I expect Europe to stay centre-stage for some time, not least because one, its failing banks can cause a money hemorrhage in the US in no time. Two, even in the best case scenario, where sovereign debt problems can be wished away, cut-throat austerity across the eurozone is sure to plunge the continent into a steep recession in ’12, depressing export activity in emerging markets, with a pronounced effect on commodity currencies just like the aussie and loonie. Three, ECB’s loan window is little more than another form of quantitative easing, condemning the single currency to prolonged depression. And four, there is no guarantee banks will not hold the cash for refinancing needs, especially when less than a month after coordinated central bank initiative to lower dollar borrowing cost, European banks have wiped out most intervention gains. Allied Irish Bank, Banco Santander, Credit Agricole and Commerzbank, to name a few, are deeply distressed.

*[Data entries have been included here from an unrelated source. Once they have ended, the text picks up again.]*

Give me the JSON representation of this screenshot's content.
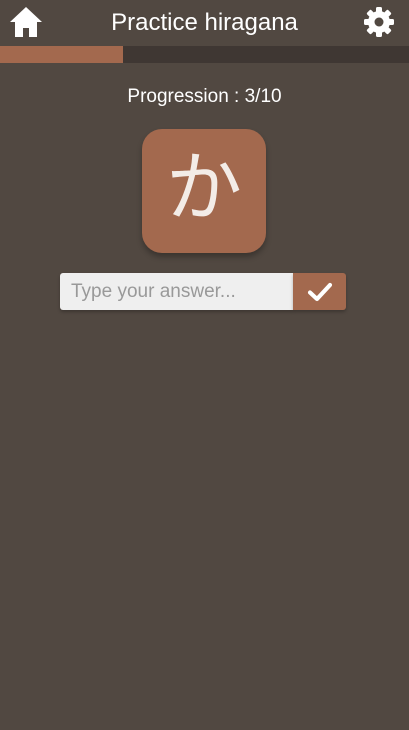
{
  "header": {
    "title": "Practice hiragana",
    "home_icon": "home-icon",
    "settings_icon": "gear-icon"
  },
  "progress": {
    "current": 3,
    "total": 10,
    "fraction": 0.3,
    "label": "Progression : 3/10"
  },
  "question": {
    "kana": "か"
  },
  "answer": {
    "value": "",
    "placeholder": "Type your answer...",
    "submit_icon": "checkmark-icon"
  },
  "colors": {
    "background": "#514841",
    "accent": "#a3694e",
    "progress_track": "#3f3733",
    "input_background": "#efefef"
  }
}
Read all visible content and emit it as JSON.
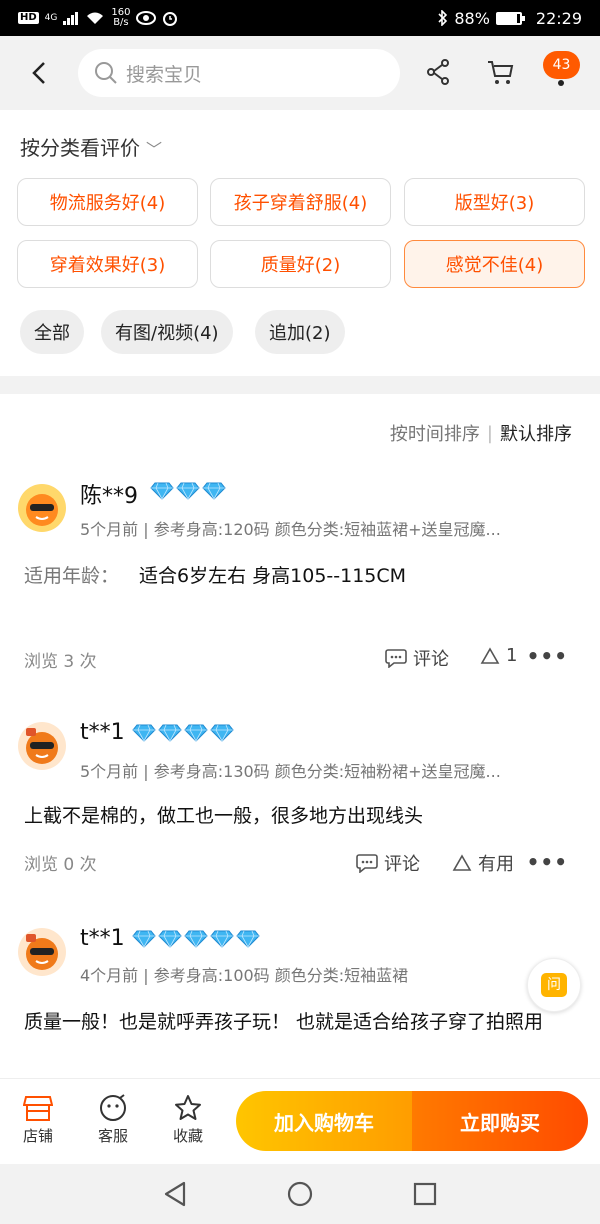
{
  "status_bar": {
    "hd": "HD",
    "signal_type": "4G",
    "speed_value": "160",
    "speed_unit": "B/s",
    "battery": "88%",
    "battery_level": 0.88,
    "time": "22:29"
  },
  "header": {
    "search_placeholder": "搜索宝贝",
    "cart_count": "43"
  },
  "categories": {
    "title": "按分类看评价",
    "tags": [
      {
        "label": "物流服务好(4)"
      },
      {
        "label": "孩子穿着舒服(4)"
      },
      {
        "label": "版型好(3)"
      },
      {
        "label": "穿着效果好(3)"
      },
      {
        "label": "质量好(2)"
      },
      {
        "label": "感觉不佳(4)"
      }
    ],
    "filters": [
      {
        "label": "全部"
      },
      {
        "label": "有图/视频(4)"
      },
      {
        "label": "追加(2)"
      }
    ]
  },
  "sort": {
    "by_time": "按时间排序",
    "default": "默认排序"
  },
  "reviews": [
    {
      "user": "陈**9",
      "gems": 3,
      "meta": "5个月前 | 参考身高:120码 颜色分类:短袖蓝裙+送皇冠魔...",
      "fit_label": "适用年龄：",
      "fit_value": "适合6岁左右  身高105--115CM",
      "views": "浏览 3 次",
      "comment": "评论",
      "like": "1"
    },
    {
      "user": "t**1",
      "gems": 4,
      "meta": "5个月前 | 参考身高:130码 颜色分类:短袖粉裙+送皇冠魔...",
      "text": "上截不是棉的，做工也一般，很多地方出现线头",
      "views": "浏览 0 次",
      "comment": "评论",
      "like": "有用"
    },
    {
      "user": "t**1",
      "gems": 5,
      "meta": "4个月前 | 参考身高:100码 颜色分类:短袖蓝裙",
      "text": "质量一般！也是就呼弄孩子玩！ 也就是适合给孩子穿了拍照用"
    }
  ],
  "ask_button": "问",
  "bottom": {
    "shop": "店铺",
    "service": "客服",
    "favorite": "收藏",
    "add_cart": "加入购物车",
    "buy_now": "立即购买"
  },
  "colors": {
    "accent": "#ff5000",
    "gem": "#3fb6f2"
  }
}
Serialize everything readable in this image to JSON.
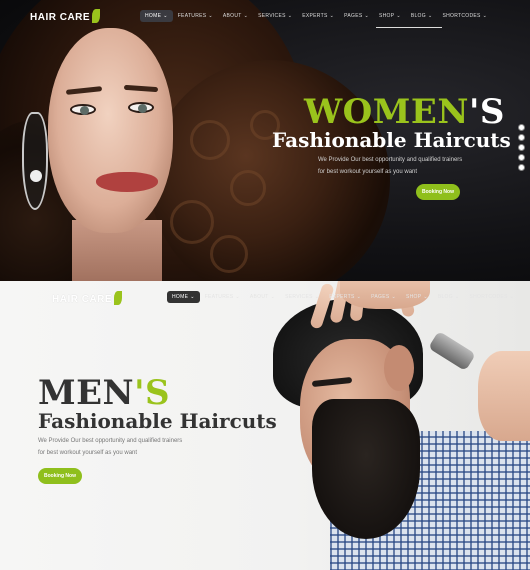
{
  "colors": {
    "accent": "#9ac31c",
    "dark_bg": "#121215",
    "light_bg": "#f4f4f3"
  },
  "women_hero": {
    "logo": "HAIR CARE",
    "nav": [
      {
        "label": "HOME",
        "caret": "⌄"
      },
      {
        "label": "FEATURES",
        "caret": "⌄"
      },
      {
        "label": "ABOUT",
        "caret": "⌄"
      },
      {
        "label": "SERVICES",
        "caret": "⌄"
      },
      {
        "label": "EXPERTS",
        "caret": "⌄"
      },
      {
        "label": "PAGES",
        "caret": "⌄"
      },
      {
        "label": "SHOP",
        "caret": "⌄"
      },
      {
        "label": "BLOG",
        "caret": "⌄"
      },
      {
        "label": "SHORTCODES",
        "caret": "⌄"
      }
    ],
    "title_accent": "WOMEN",
    "title_rest": "'S",
    "subtitle": "Fashionable Haircuts",
    "desc_line1": "We Provide Our best opportunity and qualified trainers",
    "desc_line2": "for best workout yourself as you want",
    "button": "Booking Now",
    "social_icons": [
      "facebook-icon",
      "twitter-icon",
      "google-plus-icon",
      "linkedin-icon",
      "pinterest-icon"
    ]
  },
  "men_hero": {
    "logo": "HAIR CARE",
    "nav": [
      {
        "label": "HOME",
        "caret": "⌄"
      },
      {
        "label": "FEATURES",
        "caret": "⌄"
      },
      {
        "label": "ABOUT",
        "caret": "⌄"
      },
      {
        "label": "SERVICES",
        "caret": "⌄"
      },
      {
        "label": "EXPERTS",
        "caret": "⌄"
      },
      {
        "label": "PAGES",
        "caret": "⌄"
      },
      {
        "label": "SHOP",
        "caret": "⌄"
      },
      {
        "label": "BLOG",
        "caret": "⌄"
      },
      {
        "label": "SHORTCODES",
        "caret": "⌄"
      }
    ],
    "title_main": "MEN",
    "title_accent": "'S",
    "subtitle": "Fashionable Haircuts",
    "desc_line1": "We Provide Our best opportunity and qualified trainers",
    "desc_line2": "for best workout yourself as you want",
    "button": "Booking Now"
  }
}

Going into the last week, though, US numbers are indeed driving the market. ECB’s easy money will stitch Europe’s wounds for now, and minus a game changer, overall sentiment in the three-day trading week is expected to stay positive. Still, best see whether euro breaks off from range bound trading upwards to 1.3200/50 level or drops to the 1.2940/50 range. Remember, the failed summit and the desperate funding did not budge rating agencies from the downgrade threat.
The pleasant surprise in the US job market, and subsequent impact on oil is interesting. Black gold advanced the most in three weeks, up 3.2 per cent at the slightest window of opportunity in the world’s largest economy. I still believe oil is over-bid, and has not priced in a potential thunderbolt from the many problems in the Gulf – war clouds darkening over Iran, renewed unrest in Saudi’s oil-rich eastern provinces, Libya unable to restore Gaddafi-era production level and Iraq-Kuwaiti tension over the same reason that pushed Saddam’s national guard across the border in ’91. Oil will fly at the slightest hint of increased tension. How higher prices will impact signs of recovery in the US needs little elaboration.
The international economy remains too tightly intertwined to give a clean chit on account of improved US sentiment, that too when American job numbers are known to be dodgy at year-end. In a year when markets remained event driven and technical analysts and chartists suffered the fate of uncertain markets in uncharted territory, best wind up on event trading too. The ’11 endgame is buy risk. But in the longer term, the euro-short, with all its implications, holds. All said and done, things have not changed enough to warrant the ‘no longer the domino theory’ position.